Even though it’s not a huge motorcycle there’s still loads of room for people up to and over six feet.
The recesses in the tank doesn’t encroached on the knee space, and it’s the sort of riding position which caters for long days in the saddle.
Info is easily accessible from the instruments, and scrolling through the ESA settings etc is one of the easiest around.
The twin cylinder engine likes to rev, and it’s a pleasure to use. We’ve always been a fan of BMW’s parallel twin, but without riding the outgoing ST and the new GT back to back it’s hard to tell how livelier the engine is.
For most GT buyers the power will be plentiful, only showing any flaws if you were two up, loaded and wanting a quick overtake.
If you are solo and need to overtake quickly then a down change is required. We found this to be part of the fun though, as the gearbox is slick, and the engine a free revver.
Top speed is in the region of 220 km/h so don’t think the GT is slow. Far from it, it’s just the smaller capacity engine doesn’t have the torque of larger engines on the BMW fleet.
There are some compromises in the suspension department. Up front the forks don’t have any adjustment but most of the time this isn’t an issue, and down the back the rear shock could have more travel we feel.
In fact, the outgoing ST had more than half an inch extra travel over the GT, and the GT has a two inch longer swingarm than the ST.
BMW says this is to give the bike more stability, and in good conditions that is dead right.
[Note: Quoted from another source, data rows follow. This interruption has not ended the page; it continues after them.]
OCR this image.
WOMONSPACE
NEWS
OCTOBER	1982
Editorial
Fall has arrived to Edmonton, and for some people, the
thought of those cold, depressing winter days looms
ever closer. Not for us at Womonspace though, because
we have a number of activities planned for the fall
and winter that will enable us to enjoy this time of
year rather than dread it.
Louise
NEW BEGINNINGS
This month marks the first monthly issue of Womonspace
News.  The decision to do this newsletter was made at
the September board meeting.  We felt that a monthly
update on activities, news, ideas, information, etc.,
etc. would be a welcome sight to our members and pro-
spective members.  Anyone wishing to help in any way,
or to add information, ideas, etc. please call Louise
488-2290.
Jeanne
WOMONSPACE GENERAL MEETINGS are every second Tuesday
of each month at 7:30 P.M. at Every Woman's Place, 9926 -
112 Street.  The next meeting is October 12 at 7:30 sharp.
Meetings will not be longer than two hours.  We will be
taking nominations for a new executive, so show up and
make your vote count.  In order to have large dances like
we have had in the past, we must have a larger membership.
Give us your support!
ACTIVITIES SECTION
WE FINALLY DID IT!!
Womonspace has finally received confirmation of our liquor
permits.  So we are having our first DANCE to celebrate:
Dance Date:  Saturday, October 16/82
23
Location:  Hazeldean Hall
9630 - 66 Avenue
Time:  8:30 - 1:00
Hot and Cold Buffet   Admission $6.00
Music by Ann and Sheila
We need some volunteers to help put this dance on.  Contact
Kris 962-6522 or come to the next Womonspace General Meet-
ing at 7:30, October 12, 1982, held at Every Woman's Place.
When the roads are smooth you can punt this bike seriously quick, make no mistake about that, and the braking package is made for such work too.
When there’s big dips in the road, or sharp hits the suspension can bottom out. You can overcome this, on the rear at least, by winding up the pre-load and selecting Normal or Sport damping settings instead of Comfort but then that can make the shock feel overall a bit firm on rough roads.
We did find the damping from the ESA was very good, and there’s loads of preload adjustment but the bike would be better if it had that extra 0.6 of an inch travel at the rear.
Weather protection is very good, the screen doesn’t give undue buffeting, and the mirrors give you a fantastic view of what’s behind.
You do have to lean a fair way forward to adjust the mirrors so that’s best done while stationary.
We think the F 800 GT will be very popular with buyers. Lots of riders want a touring bike but for many reasons the bigger BMW models are just too much bike. The F 800 GT is near on a perfect option for these riders, and it’s a great bike overall.